Growing up in church, I am so used to the phrase “born again” that it’s often hard to think about it with any clarity. It’s one of those things where I “know” what it means so thoroughly that I don’t stop to think about what it means. But then I read John 3 last night:
3 Jesus replied, “Very truly I tell you, no one can see the kingdom of God unless they are born again.”
4 “How can someone be born when they are old?” Nicodemus asked. “Surely they cannot enter a second time into their mother’s womb to be born!”
5 Jesus answered, “Very truly I tell you, no one can enter the kingdom of God unless they are born of water and the Spirit.6 Flesh gives birth to flesh, but the Spirit gives birth to spirit. 7 You should not be surprised at my saying, ‘You must be born again.’ 8 The wind blows wherever it pleases.

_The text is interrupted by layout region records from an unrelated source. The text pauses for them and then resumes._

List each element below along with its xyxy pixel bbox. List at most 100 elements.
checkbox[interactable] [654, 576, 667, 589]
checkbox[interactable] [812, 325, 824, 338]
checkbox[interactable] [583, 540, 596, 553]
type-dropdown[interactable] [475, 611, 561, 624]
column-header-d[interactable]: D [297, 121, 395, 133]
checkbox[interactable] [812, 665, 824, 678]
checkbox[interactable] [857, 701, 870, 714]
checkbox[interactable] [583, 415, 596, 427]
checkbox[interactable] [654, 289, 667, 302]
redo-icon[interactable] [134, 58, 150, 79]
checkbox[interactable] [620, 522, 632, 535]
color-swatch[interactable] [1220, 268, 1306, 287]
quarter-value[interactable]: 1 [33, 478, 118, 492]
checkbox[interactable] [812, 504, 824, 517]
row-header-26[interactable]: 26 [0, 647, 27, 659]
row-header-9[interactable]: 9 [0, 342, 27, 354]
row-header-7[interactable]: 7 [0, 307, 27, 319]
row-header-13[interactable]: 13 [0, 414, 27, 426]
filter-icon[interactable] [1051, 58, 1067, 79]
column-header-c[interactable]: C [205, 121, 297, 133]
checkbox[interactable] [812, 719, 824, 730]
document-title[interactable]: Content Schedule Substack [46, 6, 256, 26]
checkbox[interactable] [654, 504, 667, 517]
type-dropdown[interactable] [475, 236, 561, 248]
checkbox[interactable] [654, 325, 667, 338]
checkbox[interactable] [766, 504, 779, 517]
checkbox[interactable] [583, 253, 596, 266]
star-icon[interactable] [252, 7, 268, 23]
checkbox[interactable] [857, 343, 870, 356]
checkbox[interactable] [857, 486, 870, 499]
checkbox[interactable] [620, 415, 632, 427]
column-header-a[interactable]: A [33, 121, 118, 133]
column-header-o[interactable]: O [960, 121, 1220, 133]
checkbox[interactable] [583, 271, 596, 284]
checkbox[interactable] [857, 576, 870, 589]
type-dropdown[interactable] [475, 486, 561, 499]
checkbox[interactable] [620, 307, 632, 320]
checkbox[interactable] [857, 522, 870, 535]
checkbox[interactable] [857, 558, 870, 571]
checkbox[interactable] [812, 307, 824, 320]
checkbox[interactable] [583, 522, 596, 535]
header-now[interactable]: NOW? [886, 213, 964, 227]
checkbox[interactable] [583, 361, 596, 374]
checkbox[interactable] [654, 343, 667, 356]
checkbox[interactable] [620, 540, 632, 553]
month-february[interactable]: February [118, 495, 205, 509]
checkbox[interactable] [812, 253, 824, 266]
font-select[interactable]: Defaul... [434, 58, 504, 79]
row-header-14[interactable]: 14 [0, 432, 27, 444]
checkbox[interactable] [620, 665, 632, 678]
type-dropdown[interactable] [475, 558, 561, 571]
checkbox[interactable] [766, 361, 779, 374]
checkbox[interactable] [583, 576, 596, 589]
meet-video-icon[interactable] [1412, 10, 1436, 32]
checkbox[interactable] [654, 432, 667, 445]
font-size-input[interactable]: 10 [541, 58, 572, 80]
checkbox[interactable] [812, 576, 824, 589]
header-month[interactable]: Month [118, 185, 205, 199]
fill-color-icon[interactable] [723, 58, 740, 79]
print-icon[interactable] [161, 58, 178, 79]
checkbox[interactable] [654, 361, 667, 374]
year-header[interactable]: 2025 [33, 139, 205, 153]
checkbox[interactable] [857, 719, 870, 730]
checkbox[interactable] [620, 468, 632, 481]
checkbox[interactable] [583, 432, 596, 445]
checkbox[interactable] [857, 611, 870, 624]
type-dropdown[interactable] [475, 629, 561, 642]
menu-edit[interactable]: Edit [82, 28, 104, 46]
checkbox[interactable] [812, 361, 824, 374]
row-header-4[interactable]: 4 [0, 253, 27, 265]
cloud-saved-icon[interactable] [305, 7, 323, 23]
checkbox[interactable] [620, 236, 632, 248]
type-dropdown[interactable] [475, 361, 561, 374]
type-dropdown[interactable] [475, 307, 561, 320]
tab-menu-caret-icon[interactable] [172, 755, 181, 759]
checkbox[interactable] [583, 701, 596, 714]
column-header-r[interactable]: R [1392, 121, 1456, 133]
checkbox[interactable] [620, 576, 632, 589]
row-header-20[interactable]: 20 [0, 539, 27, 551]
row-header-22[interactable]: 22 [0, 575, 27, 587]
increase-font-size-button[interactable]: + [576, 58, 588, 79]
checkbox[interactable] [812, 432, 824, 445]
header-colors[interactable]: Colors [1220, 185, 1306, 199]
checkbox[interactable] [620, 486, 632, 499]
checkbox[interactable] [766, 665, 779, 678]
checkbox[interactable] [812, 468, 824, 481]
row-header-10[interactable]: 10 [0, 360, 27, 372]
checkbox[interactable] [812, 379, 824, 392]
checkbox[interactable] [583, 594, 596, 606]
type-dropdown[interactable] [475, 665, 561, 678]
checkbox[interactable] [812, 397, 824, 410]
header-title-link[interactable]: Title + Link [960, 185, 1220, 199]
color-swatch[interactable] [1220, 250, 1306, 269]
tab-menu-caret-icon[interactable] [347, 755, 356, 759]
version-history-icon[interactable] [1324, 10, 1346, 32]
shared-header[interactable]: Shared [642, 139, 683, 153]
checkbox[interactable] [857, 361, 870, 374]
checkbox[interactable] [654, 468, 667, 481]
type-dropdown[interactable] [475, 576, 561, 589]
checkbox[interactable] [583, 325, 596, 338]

You hear its sound, but you cannot tell where it comes from or where it is going. So it is with everyone born of the Spirit.”
And it occurred to me that the way I think about being born again is pretty close to what Nicodemus alludes to in v.4 – something I need to do. We say it all the time, “you must be born again,” and it sounds so much like, “you must put gas in the car,” something we better go do.
But being born isn’t something anyone can do in much of an active way at all. Babies have to be born but they are not the ones doing the work, the mothers do all the work. This is the correction Jesus gives Nicodemus starting in v.5 and that we still need to hear. Being born again means being birthed by the Holy Spirit, an act that is the work of the Spirit in which we are the beneficiary not the cause.
Which means all our evangelistic crusades and pressure to make a decision for Christ make about as much sense as trying to coax a full-term fetus into birthing itself.
Which means a lot of rethinking of things I “know.”